In a sermon preached on-line last Sunday, Robert Steiner, the minister of the Rondebosch United Church in Cape Town, reflected on a painting by the 17th century French artist Nicolas Poussin depicting Peter and John healing a blind beggar at the “Beautiful Gate” outside the Temple in Jerusalem. What makes that gate beautiful, says Robert, is not its architecture, size, or history, but the way it becomes a gateway to new life and possibility. In Jesus’s day not everyone was allowed to pass through that gate into the Temple, and there were many that did but did not see the begging people sitting near the gate as lovable let alone beautiful.. But the painting depicts one moment when the gate lives up to its name. It is when Peter and John bend down towards the beggar lying before them and enable him to start life again. They have no silver or gold to give him; all they can give the man is the good news that God loves him and wants to make him whole. How beautiful their feet must have appeared to the beggar! They were not well-shod feet hastening past; they were dirty and dusty, hardened by much walking on the hills of Galilee. But they were beautiful feet because they brought the good news of Jesus that that the beggar was lovable and beautiful as a human being created in God’s image. So he grasped Peter’s outstretched hand and “jumping up” as Acts tells us. “he began to walk,” entered the Temple “leaping and praising God.” His dignity as a human being had been restored, he had been raised to new life. In that instance the gate became truly beautiful.
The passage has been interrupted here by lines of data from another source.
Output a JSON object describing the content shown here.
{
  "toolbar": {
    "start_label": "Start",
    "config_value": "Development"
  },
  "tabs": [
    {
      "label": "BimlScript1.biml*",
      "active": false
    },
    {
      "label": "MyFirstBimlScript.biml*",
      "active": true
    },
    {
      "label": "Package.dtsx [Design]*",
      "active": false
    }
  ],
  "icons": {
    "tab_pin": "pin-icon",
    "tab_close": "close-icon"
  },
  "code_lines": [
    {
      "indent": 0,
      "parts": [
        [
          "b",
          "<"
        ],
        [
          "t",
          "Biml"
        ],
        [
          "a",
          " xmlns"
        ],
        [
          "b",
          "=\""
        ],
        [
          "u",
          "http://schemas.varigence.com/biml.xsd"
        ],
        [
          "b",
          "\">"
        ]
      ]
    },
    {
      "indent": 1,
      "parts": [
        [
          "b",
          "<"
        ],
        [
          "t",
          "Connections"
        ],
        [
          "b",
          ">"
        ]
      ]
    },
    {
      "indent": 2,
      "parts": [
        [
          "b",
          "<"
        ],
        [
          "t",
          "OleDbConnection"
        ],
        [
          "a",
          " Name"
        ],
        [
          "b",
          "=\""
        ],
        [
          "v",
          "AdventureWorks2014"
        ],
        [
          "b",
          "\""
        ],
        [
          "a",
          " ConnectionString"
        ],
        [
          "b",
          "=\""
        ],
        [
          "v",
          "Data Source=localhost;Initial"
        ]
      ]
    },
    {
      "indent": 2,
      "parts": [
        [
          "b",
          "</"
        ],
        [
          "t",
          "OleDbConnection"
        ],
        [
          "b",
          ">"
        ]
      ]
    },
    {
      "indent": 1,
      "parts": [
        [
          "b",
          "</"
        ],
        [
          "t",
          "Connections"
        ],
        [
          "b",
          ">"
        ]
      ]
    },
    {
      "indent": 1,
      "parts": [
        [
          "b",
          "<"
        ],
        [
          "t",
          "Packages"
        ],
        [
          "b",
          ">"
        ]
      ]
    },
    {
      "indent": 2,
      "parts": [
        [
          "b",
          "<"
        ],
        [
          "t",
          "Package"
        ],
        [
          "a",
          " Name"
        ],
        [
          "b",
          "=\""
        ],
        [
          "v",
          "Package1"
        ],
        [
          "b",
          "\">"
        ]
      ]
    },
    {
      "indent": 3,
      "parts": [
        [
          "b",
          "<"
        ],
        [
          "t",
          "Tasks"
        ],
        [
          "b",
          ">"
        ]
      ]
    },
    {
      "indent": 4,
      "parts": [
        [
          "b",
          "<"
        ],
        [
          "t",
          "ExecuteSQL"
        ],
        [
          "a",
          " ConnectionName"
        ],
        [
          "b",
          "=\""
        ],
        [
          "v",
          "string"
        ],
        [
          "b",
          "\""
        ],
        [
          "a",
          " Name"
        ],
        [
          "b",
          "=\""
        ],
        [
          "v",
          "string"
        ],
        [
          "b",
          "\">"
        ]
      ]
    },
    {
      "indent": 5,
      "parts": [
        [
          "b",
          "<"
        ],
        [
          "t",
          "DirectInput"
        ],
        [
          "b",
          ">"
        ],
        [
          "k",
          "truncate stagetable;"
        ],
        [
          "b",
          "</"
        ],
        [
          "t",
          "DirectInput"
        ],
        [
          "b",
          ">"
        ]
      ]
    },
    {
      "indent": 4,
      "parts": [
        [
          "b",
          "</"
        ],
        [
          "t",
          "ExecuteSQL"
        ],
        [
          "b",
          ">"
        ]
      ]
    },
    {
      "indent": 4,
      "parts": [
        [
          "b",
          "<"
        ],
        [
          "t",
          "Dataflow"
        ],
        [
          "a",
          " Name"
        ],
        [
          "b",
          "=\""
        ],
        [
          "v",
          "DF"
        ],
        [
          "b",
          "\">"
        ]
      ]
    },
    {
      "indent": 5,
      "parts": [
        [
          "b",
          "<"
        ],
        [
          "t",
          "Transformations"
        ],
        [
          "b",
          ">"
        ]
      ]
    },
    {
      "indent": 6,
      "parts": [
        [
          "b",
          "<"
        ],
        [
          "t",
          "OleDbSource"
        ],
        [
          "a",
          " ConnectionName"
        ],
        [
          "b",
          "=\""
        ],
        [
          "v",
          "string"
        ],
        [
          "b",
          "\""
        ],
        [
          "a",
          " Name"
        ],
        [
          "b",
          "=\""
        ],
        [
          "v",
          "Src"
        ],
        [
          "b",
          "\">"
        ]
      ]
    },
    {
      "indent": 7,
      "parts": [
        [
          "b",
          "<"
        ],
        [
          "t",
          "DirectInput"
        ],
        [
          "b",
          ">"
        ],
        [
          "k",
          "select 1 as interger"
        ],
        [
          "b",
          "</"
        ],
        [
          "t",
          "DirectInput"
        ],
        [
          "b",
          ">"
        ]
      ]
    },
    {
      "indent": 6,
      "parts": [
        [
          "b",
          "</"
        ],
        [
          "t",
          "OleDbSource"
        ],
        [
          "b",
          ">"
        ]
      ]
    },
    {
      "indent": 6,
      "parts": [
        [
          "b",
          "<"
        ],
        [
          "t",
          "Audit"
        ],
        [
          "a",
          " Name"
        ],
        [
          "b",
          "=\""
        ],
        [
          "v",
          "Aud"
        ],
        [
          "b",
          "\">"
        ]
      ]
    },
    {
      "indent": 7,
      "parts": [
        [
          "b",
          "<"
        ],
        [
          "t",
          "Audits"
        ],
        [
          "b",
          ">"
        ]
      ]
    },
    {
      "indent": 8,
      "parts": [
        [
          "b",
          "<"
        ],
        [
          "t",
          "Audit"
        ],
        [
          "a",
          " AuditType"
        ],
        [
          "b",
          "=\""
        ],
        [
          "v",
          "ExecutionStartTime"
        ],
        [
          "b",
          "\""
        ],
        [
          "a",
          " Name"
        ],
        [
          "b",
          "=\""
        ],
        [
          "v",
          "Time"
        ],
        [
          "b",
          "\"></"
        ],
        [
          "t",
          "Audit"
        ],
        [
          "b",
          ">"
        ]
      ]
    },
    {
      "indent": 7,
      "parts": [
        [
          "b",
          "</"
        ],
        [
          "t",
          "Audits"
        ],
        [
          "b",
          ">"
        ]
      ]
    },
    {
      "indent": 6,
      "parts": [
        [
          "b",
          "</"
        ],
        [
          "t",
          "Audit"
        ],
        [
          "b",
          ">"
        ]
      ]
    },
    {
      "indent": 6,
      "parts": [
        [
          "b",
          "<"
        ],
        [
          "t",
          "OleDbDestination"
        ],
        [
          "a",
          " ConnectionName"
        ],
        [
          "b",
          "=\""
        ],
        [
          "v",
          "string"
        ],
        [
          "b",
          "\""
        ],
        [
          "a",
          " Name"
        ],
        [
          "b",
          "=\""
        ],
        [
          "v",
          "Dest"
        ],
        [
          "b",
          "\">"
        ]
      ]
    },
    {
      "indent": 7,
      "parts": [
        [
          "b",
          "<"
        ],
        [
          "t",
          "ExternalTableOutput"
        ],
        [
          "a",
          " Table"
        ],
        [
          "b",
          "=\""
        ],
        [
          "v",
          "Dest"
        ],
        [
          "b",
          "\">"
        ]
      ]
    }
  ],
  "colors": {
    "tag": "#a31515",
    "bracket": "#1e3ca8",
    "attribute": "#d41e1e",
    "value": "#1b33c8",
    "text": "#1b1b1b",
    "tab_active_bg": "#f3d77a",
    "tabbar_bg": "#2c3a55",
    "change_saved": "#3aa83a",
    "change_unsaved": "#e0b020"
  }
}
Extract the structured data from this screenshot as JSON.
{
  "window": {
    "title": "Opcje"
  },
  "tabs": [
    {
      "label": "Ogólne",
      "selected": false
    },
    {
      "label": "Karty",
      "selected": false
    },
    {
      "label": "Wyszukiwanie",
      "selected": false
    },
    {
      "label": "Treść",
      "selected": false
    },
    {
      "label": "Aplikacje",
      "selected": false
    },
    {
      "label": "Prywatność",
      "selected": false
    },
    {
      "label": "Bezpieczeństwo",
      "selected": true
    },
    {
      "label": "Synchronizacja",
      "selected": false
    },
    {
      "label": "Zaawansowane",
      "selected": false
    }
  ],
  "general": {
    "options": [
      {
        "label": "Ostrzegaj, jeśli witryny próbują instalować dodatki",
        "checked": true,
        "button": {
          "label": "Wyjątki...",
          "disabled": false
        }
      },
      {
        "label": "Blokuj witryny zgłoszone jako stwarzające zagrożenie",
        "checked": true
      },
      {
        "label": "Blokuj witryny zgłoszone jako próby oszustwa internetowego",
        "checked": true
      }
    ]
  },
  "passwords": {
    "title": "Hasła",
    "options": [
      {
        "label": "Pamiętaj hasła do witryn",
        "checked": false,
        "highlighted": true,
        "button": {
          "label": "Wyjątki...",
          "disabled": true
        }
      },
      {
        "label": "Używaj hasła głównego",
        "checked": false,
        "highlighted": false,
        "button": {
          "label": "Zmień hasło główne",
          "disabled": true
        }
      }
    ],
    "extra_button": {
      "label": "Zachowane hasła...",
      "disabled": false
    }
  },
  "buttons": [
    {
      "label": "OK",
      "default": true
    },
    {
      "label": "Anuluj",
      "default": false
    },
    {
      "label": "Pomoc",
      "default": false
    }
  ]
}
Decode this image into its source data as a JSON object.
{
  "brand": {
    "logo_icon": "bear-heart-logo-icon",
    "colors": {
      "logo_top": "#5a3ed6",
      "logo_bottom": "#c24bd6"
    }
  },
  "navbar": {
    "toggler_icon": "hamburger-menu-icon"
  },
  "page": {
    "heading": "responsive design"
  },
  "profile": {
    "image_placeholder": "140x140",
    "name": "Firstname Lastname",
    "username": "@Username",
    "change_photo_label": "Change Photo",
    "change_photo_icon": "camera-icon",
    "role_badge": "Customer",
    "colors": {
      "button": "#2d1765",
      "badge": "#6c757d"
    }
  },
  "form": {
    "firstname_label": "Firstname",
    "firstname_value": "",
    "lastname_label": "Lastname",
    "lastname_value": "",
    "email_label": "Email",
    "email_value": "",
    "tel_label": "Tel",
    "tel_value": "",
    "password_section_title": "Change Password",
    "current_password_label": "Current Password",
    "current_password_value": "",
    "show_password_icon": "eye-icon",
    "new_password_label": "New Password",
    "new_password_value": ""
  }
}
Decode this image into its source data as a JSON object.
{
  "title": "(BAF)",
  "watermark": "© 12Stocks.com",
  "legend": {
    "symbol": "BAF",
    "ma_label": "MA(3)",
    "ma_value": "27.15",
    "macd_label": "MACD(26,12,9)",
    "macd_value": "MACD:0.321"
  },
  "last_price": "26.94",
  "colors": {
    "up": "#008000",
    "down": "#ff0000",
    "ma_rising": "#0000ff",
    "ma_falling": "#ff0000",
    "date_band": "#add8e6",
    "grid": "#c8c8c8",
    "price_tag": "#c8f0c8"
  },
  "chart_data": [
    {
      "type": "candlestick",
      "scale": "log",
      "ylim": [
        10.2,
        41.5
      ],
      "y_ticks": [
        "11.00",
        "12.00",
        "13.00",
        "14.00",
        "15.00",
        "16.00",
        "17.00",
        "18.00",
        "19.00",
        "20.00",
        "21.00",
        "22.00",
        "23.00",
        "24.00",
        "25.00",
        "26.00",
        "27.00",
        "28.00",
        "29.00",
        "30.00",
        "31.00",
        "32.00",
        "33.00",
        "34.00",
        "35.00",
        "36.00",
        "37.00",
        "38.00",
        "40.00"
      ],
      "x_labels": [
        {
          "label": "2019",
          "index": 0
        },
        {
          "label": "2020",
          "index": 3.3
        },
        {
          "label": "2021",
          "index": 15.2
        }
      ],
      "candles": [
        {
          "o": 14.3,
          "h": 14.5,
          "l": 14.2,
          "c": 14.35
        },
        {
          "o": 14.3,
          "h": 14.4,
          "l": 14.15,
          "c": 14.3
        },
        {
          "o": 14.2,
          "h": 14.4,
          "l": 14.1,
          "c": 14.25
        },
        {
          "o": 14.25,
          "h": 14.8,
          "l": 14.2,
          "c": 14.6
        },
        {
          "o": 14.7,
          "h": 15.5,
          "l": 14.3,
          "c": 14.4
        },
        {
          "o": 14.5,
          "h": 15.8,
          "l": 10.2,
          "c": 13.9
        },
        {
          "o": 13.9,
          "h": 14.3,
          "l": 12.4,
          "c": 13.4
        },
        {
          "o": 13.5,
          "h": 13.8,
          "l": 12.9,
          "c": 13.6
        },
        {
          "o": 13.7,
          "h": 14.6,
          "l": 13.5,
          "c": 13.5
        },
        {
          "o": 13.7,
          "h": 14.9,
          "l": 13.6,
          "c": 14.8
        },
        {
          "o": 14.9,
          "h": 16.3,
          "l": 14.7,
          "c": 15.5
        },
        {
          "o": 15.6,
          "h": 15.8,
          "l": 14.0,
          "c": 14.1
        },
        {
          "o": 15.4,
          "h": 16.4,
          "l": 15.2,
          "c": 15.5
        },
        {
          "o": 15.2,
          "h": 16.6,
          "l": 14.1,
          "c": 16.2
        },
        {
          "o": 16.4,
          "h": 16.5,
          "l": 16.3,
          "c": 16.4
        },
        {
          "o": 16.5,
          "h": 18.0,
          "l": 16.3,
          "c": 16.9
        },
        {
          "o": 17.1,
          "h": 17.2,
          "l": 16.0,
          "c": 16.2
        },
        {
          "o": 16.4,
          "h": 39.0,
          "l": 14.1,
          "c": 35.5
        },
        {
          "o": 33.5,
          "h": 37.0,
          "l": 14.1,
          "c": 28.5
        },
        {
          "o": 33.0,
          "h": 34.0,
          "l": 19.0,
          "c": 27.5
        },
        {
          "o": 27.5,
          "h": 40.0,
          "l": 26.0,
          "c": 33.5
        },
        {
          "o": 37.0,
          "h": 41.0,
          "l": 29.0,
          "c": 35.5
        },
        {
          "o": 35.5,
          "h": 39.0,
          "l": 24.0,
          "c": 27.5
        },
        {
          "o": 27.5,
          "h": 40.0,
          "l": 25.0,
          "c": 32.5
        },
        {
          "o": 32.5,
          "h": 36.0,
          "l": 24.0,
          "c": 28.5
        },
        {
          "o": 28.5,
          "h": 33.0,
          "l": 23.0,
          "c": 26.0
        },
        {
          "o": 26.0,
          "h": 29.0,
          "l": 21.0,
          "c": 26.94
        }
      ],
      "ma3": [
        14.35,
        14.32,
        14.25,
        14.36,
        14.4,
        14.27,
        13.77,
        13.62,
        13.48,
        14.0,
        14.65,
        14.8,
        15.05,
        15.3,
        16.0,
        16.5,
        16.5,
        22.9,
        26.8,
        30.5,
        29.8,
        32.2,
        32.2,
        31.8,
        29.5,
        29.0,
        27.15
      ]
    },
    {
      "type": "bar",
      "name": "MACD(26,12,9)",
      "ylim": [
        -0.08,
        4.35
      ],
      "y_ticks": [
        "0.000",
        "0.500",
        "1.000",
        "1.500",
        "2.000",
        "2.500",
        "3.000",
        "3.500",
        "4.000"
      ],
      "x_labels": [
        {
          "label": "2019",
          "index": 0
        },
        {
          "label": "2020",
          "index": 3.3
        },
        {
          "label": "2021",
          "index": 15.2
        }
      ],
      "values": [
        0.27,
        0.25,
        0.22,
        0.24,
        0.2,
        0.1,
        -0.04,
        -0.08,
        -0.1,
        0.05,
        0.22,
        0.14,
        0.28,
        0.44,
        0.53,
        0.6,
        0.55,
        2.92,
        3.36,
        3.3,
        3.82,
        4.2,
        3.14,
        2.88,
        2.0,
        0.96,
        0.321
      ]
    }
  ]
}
The remarkable generosity of many people during the Corona virus pandemic is truly beautiful, but the beauty does not lie in the money that is given much as that is desperately needed whether in large or small amounts. What is beautiful is the concern, solidarity and humanity that lies behind the generosity; what is beautiful is the fact that people reach out to others in need; what is beautiful is the love that is expressed through self-giving often at considerable risk. How beautiful are the feet of those who bring the good news of God’s healing and saving love to those in need, especially during this pandemic. That is something to celebrate, to jump up with the risen beggar and praise God.